Den Glaube ans kulturelle Tabu wird man so schnell nicht los: Paul Verhoevens "Benedetta"


André Malberg freut sich im Perlentaucher schon jetzt auf die Reaktionen der "Empörungsbereiten", wenn sie erstmal "Bendetta", Paul Verhoevens schon jetzt skandalumwitterten Film über lesbische Nonnen im 17. Jahrhundert, zu Gesicht bekommen haben, "gibt der Film doch einiges an Material her, das mit eigener Fantasie aufgeladen werden kann". Michael Meyns findet den Film in der taz vielleicht eine Spur zu berechnend und vor seinem mutmaßlich liberalen Publikum auch einfach etwas gratismutig. Angesichts der Skandalwerte drohe jedoch "ein überraschend zeitgemäßer Aspekt der Geschichte übersehen zu werden: der Fanatismus, den eine kaum zu bremsende Plage auslöst, die das Kloster und die es umgebende Stadt erfasst. Die Pest wütet und mit ihr Querdenker und falsche Propheten. Zumindest in dieser Hinsicht hat Paul Verhoeven den Finger am Puls der Zeit." SZ-Kritiker Philipp Stadelmaier sah "einen humorvollen Film über das Fleisch und den Glauben". Für Anina Valle Thiele von der Jungle World markiert dieser Film einen Tiefpunkt im Schaffen Verhoevens.

Ein weiter Weg bis "Toni Erdmann": Peter Simonischek in "Sukkubus"

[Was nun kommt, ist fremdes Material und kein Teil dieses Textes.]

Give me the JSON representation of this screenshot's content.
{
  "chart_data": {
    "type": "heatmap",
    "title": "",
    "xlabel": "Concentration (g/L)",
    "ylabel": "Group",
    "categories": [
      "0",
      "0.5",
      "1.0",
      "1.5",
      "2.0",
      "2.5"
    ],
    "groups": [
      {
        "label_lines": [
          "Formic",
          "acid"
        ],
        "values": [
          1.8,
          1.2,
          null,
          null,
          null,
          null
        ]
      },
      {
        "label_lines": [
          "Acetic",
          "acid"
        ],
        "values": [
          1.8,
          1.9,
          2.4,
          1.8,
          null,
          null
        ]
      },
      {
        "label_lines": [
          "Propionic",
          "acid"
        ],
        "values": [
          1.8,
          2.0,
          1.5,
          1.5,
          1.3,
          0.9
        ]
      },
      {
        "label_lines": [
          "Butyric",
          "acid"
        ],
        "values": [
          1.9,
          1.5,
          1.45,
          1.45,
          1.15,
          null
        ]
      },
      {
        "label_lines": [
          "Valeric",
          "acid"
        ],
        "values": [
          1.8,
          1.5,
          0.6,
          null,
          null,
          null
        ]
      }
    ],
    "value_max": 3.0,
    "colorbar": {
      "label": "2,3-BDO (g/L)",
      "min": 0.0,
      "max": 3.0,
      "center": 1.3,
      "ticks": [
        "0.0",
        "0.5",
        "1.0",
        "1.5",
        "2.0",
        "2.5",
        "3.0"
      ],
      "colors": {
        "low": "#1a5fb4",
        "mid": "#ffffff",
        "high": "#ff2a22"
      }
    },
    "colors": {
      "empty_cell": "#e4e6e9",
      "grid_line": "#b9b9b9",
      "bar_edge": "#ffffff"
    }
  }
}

Georg Tressler erneuerte in den späten Fünfzigern das BRD-Kino, dann stürzte er in den sündigen Morast der Bahnhofskinos. Jetzt liegt sein Querschläger "Sukkubus - Den Teufel im Leib" (Regieassistenz: Christoph Schlingensief!) von 1989 restauriert vor und verdeutlicht als Mischung aus Heimat-, Horror- und düsterem Sexflilm laut Robert Wagner (critic.de) noch einmal eindrucksvoll, "was im deutschen Kino alles möglich gewesen wäre". Tief in den Bergen terrorisiert ein "meist nackter Lustdämon" drei Alm-Kerle "mit Sex und Vernichtungswillen. "Die Natur der Männer scheint sich zu rächen, wie die Natur gegen die Zivilisation zurückschlägt. ... 'Sukkubus' pendelt zwischen der luftigen Weite wunderschöner Alpenlandschaften und der fiebrigen Enge der Berghütte. Zwischen Teufel und Gott. Zwischen Ernst und Jux. Zwischen Apollon und Dionysios", bleibt dabei aber "todernst. Die Schönheit der Alpen wird mit der gleichen Bildgewalt und Stilsicherheit eingefangen wie die Dämonengeschichte mit ihren Verweisen auf die Jämmerlichkeit der Menschen. Gerade weil keine Miene verzogen wird, ist er unfassbar absurd und witzig." Der Film "ist eher Unikum als Meisterwerk, über Strecken aber atmosphärisch sehr stark und schön ungemütlich", muss auch Ekkehard Knörer in der taz angesichts der bizarren Voraussetzungen des Films feststellen: "Es ist die Sorte auf faszinierende Weise anrüchiger Film, an die die 'Edition Deutsche Vita' von Subkultur Entertainment ihre ganze Liebe verschenkt."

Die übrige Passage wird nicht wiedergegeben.